Кэтлин медленно поднялась. Ноги и спина болели от долгого сидения.
– Спасибо, Поли.
– Придется держать его в одном из стойл, пока кость не срастется. Мне бы не хотелось, чтобы он гулял по ранчо в таком состоянии.
– Ему это не понравится, – заметила Кэтлин со слабой улыбкой, – а когда нога заживет, на нем ездить будет не лучше, чем на медведе. Ты же знаешь, что бывает, когда его не выгуливают каждый день.
Поли кивнул. Не было уверенности в том, что она когда-нибудь вообще сможет ездить на гнедом, и они оба знали это.
– Пошли, Кэтлин, – произнес Рэйф, обнимая ее за плечи. – Тебе надо немного поспать, да и Поли, думаю, тоже.
Она без возражений и даже охотно последовала за ним в дом. Его рука соскользнула на ее талию, когда они шли по узкому коридору к спальне Кэтлин. Он убрал руку, когда они дошли до двери, и неожиданно им обоим стало неловко.
Они были недавно так близки, подумала Кэтлин. Если бы она знала, как вернуть ощущение тех минут у камина! Она уже собиралась попросить его остаться с ней на ночь, чтобы насладиться его успокаивающим присутствием, узнать, как это – заснуть в его объятиях… Но тут ее посетила неожиданная мысль о проститутках, раскрашенных, надушенных и напудренных, в одной постели с Рэйфом, которые ласкали его, как это недавно делала она, руками, более опытными, чем ее собственные.
– Спокойной ночи, Рэйф, – сухо произнесла она. Как она могла позволить ему поцеловать себя? Как могла она забыть, что он предпочел других женщин ей, своей жене?
– Кэтлин, – невысказанное желание обнять, успокоить, прозвучало в его голосе. Долгое мгновение они стояли рядом, не касаясь друг друга.
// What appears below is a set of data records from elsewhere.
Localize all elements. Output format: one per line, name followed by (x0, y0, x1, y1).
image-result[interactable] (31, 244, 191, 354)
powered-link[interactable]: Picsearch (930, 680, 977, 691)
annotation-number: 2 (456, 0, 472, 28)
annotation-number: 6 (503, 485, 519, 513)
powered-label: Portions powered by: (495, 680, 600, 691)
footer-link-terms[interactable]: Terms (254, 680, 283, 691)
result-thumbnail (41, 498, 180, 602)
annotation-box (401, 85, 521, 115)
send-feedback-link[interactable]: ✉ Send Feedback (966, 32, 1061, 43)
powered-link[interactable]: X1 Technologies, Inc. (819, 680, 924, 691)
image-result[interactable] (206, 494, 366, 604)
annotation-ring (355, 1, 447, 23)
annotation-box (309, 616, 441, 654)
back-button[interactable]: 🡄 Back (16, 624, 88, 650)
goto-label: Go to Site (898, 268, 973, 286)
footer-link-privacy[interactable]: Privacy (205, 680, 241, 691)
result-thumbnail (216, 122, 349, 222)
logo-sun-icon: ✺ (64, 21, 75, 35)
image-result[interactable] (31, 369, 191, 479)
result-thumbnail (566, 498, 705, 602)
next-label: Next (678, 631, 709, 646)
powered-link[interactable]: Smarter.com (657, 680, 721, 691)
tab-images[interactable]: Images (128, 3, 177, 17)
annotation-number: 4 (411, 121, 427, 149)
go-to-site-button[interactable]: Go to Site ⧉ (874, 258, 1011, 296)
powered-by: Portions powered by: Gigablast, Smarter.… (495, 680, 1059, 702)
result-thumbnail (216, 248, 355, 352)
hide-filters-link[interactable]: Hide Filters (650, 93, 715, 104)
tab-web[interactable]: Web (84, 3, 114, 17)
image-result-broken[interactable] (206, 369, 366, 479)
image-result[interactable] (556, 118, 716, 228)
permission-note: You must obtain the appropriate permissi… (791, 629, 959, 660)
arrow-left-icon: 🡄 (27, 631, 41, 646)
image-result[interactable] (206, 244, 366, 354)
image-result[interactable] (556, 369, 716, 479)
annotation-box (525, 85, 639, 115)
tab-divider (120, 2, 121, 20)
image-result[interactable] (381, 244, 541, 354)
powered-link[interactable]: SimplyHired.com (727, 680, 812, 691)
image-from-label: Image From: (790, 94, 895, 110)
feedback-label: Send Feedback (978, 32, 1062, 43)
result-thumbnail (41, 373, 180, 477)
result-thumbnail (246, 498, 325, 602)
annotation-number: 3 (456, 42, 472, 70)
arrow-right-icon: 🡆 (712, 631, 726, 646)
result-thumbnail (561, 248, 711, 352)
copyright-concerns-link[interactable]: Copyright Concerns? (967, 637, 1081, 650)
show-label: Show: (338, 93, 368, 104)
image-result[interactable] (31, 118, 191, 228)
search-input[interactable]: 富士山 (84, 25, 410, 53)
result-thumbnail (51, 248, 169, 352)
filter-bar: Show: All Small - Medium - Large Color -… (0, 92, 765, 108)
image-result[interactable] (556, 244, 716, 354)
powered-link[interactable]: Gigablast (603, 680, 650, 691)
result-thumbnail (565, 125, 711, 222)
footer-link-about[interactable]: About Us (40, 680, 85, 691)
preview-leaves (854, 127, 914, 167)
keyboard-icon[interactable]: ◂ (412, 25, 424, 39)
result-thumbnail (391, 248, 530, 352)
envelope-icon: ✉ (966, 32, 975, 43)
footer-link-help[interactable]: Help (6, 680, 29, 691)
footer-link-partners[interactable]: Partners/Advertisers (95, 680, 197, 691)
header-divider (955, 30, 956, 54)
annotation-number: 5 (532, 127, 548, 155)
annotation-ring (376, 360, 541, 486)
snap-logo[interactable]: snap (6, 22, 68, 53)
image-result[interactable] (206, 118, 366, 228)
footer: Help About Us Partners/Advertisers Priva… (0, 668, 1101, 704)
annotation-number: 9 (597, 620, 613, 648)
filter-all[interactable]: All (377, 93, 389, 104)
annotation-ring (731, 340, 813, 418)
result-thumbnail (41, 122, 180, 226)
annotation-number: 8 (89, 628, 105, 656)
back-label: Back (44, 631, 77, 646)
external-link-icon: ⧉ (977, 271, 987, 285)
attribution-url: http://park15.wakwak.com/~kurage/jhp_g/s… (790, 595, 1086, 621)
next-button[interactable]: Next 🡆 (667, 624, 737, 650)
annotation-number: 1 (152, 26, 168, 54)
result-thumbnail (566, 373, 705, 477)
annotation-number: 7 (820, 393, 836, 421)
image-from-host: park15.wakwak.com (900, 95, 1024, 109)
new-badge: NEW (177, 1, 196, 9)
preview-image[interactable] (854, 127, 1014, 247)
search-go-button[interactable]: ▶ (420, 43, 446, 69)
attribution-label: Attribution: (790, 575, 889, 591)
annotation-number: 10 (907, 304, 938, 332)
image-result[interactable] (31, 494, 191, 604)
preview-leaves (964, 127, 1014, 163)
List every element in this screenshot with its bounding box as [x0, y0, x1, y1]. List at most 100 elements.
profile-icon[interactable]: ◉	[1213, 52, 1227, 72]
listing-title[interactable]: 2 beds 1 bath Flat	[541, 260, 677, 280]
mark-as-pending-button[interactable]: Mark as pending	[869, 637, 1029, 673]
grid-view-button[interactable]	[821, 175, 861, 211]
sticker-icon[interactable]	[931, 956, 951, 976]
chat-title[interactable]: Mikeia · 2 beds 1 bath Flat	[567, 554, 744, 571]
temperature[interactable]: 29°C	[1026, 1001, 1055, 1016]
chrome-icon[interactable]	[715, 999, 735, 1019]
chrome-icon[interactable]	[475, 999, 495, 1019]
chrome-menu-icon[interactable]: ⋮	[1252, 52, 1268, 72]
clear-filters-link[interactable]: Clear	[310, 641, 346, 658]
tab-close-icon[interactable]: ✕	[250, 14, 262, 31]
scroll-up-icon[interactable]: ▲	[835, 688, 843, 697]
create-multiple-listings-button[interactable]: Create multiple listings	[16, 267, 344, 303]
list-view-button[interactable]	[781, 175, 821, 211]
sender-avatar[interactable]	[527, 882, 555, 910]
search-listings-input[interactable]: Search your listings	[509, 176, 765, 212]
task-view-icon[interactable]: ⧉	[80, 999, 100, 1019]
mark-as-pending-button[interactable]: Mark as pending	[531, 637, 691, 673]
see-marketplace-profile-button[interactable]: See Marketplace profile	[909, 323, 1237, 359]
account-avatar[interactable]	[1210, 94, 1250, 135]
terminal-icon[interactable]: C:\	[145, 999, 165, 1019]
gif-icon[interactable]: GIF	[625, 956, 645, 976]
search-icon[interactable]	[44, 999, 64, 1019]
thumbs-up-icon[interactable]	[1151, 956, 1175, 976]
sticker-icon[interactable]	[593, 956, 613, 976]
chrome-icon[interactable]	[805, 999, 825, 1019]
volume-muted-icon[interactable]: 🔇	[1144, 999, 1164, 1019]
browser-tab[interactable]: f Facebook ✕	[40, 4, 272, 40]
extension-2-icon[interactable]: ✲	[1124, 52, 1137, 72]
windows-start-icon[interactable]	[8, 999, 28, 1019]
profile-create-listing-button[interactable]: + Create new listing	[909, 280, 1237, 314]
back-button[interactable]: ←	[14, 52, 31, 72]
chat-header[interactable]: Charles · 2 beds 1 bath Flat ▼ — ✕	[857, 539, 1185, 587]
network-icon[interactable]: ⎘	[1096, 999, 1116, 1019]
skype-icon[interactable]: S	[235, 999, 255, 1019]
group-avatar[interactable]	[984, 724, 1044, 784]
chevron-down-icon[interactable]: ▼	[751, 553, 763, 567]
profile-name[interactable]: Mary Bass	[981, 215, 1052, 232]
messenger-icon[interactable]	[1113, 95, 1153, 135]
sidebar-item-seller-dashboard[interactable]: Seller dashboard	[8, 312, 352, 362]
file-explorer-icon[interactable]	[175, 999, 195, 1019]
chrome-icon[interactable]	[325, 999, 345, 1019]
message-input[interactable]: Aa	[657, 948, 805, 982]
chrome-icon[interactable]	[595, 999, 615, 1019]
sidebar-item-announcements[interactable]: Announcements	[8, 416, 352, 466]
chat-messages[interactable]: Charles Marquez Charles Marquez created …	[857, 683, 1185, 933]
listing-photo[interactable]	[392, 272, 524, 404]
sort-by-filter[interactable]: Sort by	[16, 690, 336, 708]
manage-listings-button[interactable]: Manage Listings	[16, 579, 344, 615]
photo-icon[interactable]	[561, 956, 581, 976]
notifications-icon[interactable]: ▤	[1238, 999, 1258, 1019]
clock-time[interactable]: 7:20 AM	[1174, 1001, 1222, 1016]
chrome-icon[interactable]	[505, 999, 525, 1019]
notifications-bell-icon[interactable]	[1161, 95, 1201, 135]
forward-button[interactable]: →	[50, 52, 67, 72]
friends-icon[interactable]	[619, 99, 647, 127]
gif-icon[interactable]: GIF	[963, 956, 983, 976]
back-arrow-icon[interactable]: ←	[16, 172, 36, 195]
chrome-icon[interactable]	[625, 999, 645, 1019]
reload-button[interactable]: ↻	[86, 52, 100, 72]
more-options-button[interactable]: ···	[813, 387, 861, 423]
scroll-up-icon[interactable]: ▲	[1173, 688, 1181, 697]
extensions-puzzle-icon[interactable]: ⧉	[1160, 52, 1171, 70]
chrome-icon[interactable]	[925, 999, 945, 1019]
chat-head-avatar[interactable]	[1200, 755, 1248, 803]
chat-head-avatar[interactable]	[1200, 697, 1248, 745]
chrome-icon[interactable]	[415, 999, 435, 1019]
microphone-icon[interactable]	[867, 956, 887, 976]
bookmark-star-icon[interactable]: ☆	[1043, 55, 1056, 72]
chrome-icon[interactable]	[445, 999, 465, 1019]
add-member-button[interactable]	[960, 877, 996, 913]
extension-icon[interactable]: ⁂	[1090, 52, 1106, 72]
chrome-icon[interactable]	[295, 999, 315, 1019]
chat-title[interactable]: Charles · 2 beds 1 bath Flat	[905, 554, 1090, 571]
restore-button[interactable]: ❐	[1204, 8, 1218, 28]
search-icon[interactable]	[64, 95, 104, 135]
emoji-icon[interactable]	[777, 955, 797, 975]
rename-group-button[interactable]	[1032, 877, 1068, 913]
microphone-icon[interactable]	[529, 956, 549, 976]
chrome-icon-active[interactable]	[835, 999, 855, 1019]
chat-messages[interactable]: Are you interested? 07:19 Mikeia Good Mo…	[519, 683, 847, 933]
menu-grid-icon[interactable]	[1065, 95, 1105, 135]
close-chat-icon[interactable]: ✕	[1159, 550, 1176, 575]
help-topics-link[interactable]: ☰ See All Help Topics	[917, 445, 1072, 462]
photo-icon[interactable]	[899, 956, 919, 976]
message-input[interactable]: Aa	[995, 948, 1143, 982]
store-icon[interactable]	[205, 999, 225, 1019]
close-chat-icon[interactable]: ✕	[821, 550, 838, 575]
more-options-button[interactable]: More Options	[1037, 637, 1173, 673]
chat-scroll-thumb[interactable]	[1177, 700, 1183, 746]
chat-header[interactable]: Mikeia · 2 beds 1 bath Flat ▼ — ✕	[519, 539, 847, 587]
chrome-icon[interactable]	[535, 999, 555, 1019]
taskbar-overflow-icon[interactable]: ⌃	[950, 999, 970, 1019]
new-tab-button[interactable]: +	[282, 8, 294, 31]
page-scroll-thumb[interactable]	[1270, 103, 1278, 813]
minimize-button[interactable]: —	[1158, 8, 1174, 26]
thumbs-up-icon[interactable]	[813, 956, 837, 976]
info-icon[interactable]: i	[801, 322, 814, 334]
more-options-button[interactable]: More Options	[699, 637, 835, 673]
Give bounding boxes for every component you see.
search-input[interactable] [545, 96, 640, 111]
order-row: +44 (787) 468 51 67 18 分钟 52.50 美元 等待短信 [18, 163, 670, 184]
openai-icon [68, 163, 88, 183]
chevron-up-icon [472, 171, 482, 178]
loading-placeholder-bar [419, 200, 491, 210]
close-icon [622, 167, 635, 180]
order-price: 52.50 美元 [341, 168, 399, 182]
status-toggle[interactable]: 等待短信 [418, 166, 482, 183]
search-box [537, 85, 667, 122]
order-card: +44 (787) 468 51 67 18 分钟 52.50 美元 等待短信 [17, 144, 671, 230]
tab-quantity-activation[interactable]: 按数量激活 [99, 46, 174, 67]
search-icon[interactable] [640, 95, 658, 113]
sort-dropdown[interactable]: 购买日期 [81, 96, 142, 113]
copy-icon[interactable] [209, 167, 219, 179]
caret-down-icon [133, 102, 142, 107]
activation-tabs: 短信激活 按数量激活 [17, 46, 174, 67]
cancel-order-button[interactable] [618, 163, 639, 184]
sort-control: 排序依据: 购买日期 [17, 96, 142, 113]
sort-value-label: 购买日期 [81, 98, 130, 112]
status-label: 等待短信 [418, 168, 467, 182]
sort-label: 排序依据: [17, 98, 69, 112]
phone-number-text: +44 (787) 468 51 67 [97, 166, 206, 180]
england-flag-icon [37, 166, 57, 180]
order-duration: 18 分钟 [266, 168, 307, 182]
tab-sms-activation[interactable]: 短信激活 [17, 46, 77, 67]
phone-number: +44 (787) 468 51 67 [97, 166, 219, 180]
Я хочу его, думала Кэтлин, хочу, несмотря на всех этих женщин…
Рэйф ждал в надежде, что Кэтлин попросит его остаться, но когда она не сделала этого, он засунул руки в карманы и отвернулся. Холодно и горько он пожелал ей спокойной ночи и оставил ее одну, так и не прикоснувшись к ней.
В следующую субботу Кэтлин сказала Рэйфу, что ей нужно съездить в город, чтобы пополнить запасы, но на самом деле ей хотелось уехать с ранчо. Ей нужно увидеться с Кристиной, поговорить с кем-нибудь, кто выслушает ее, не пытаясь судить.
Утром она тщательно оделась: внешний вид сейчас был очень важен, более важен, чем когда-либо. Никто в городе не должен догадаться, что она несчастлива, что ее брак далек от совершенства.
Она выбрала зеленое платье с крошечными белыми цветочками, вышитыми на корсаже. Широкий белый кушак опоясывал талию, а черные кожаные ботинки туго охватывали ее щиколотки. Она в последний раз бросила быстрый взгляд в зеркало перед тем, как выйти из комнаты. Платье шло к ее волосам и глазам, подчеркивало достоинства фигуры. Ей подумалось: заметит ли Рэйф, как хорошо она выглядит? Но тут же выругала себя за то, что думает об этом.